Selesai salat, Aisya masuk ke kamarnya dan membuka jendelanya untuk menenangkan rasa cemburu yang tadi membara, seraya melihat bintang-bintang yang berkerdipan di langit kelam. Tak lupa juga ia melihat ke arah rumah Syarief yang mulai terlihat gelap.

Namun tiba-tiba terbesit di hatinya “kenapa ya? kak Syarief gak ngajak Aisya pacaran? jangankan ajak pacaran, membahas tentang pacaran pun tak pernah!” Aisya merasa cintanya digantung oleh Syarief, walau hatinya juga merasai bahwa Syarief mencintainya, tapi kenapa gak pacaran?
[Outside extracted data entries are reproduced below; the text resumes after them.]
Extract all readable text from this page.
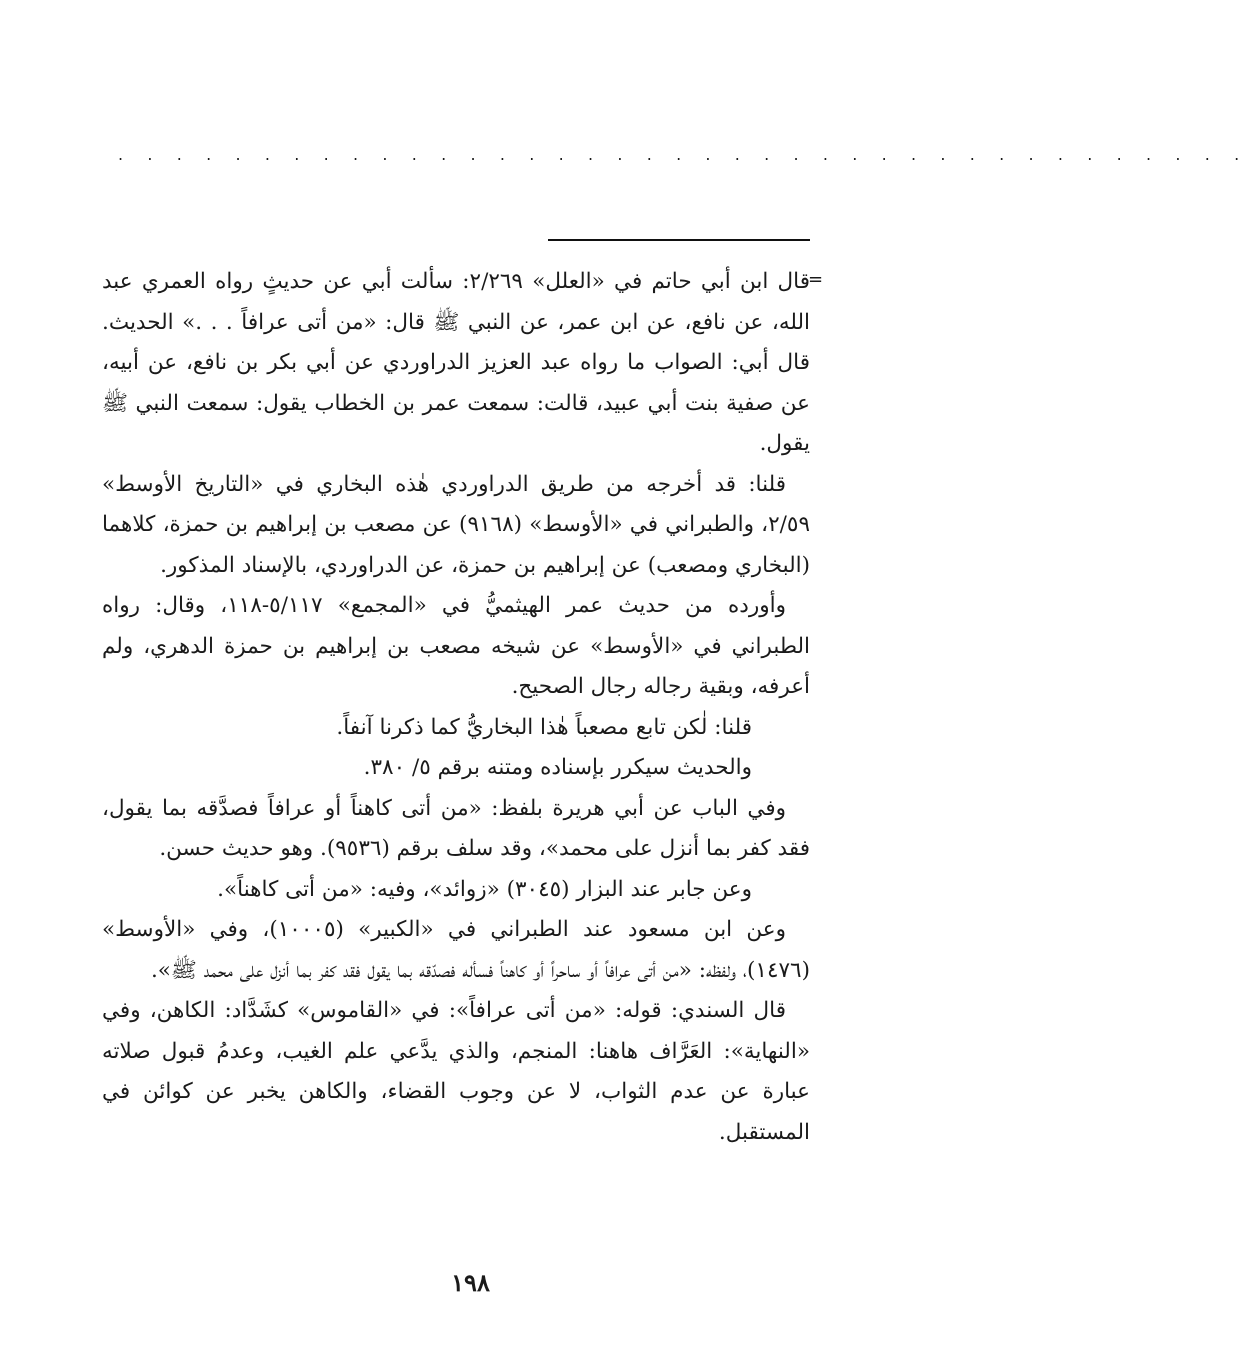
. . . . . . . . . . . . . . . . . . . . . . . . . . . . . . . . . . . . . . .
=

قال ابن أبي حاتم في «العلل» ٢/٢٦٩: سألت أبي عن حديثٍ رواه العمري عبد الله، عن نافع، عن ابن عمر، عن النبي ﷺ قال: «من أتى عرافاً . . .» الحديث. قال أبي: الصواب ما رواه عبد العزيز الدراوردي عن أبي بكر بن نافع، عن أبيه، عن صفية بنت أبي عبيد، قالت: سمعت عمر بن الخطاب يقول: سمعت النبي ﷺ يقول.

قلنا: قد أخرجه من طريق الدراوردي هٰذه البخاري في «التاريخ الأوسط» ٢/٥٩، والطبراني في «الأوسط» (٩١٦٨) عن مصعب بن إبراهيم بن حمزة، كلاهما (البخاري ومصعب) عن إبراهيم بن حمزة، عن الدراوردي، بالإسناد المذكور.

وأورده من حديث عمر الهيثميُّ في «المجمع» ٥/١١٧-١١٨، وقال: رواه الطبراني في «الأوسط» عن شيخه مصعب بن إبراهيم بن حمزة الدهري، ولم أعرفه، وبقية رجاله رجال الصحيح.

قلنا: لٰكن تابع مصعباً هٰذا البخاريُّ كما ذكرنا آنفاً.

والحديث سيكرر بإسناده ومتنه برقم ٥/ ٣٨٠.

وفي الباب عن أبي هريرة بلفظ: «من أتى كاهناً أو عرافاً فصدَّقه بما يقول، فقد كفر بما أنزل على محمد»، وقد سلف برقم (٩٥٣٦). وهو حديث حسن.

وعن جابر عند البزار (٣٠٤٥) «زوائد»، وفيه: «من أتى كاهناً».

وعن ابن مسعود عند الطبراني في «الكبير» (١٠٠٠٥)، وفي «الأوسط» (١٤٧٦)، ولفظه: «من أتى عرافاً أو ساحراً أو كاهناً فسأله فصدّقه بما يقول فقد كفر بما أنزل على محمد ﷺ».

قال السندي: قوله: «من أتى عرافاً»: في «القاموس» كشَدَّاد: الكاهن، وفي «النهاية»: العَرَّاف هاهنا: المنجم، والذي يدَّعي علم الغيب، وعدمُ قبول صلاته عبارة عن عدم الثواب، لا عن وجوب القضاء، والكاهن يخبر عن كوائن في المستقبل.

١٩٨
Itu yang membuat Aisya bingung dengan Syarief.


***


Sementara Syarief, selesai dari salatnya, ia  duduk di meja belajarnya, seraya ia berkata kepada Rival yang sudah merebahkan tubuhnya di atas ranjang sambil membaca bukunya.
“Rival kenal sama Naila?” tanya Syarief.
“Kenal, kenapa?” tanya Rival sambil bangkit dari tidurnya.
“Tadi, ia titip salam buat kakak lewat Mista.”
Rival bangkit dari tidurnya, dan tertawa berbahak-bahak, sehingga membuat Syarief merasa heran.
“Dulu Rozi juga suka sama Naila!”


Syarief kaget mendengar berita itu, dan melihat ke arah Rival yang duduk di ranjang, di belakangnya.
“Yeh… kok jadi begini? kakak jadi gak enak ni sama Rozi.” kata Syarief khawatir
“Ogah saja kak, kakak cukup sama Aisya aja!”
“Ia juga, tapi bagaimana dengan Rozi, Naila?”
“Itu bisa diatur kak.” kata Rival sambil merebahkan tubuhnya kembali. Sementara Syarief, ia mulai membuka buku pelajarannya untuk belajar, dengan pikiran yang masih gelisah dengan keadaan Aisya.

Selesai belajar, ia tersenyum sambil memasukkan buku-buku pelajarannya dalam tas, dan sejenak ia merenung, akan cinta Aisya yang diberikan untuknya, yang semakin hari semakin meningkat, sehingga membuat cinta di hatinya semakin naik, ia yakin bahwa inilah cinta yang patut untuk dicinta, sehingga ia menelan cinta Aisya dalam-dalam.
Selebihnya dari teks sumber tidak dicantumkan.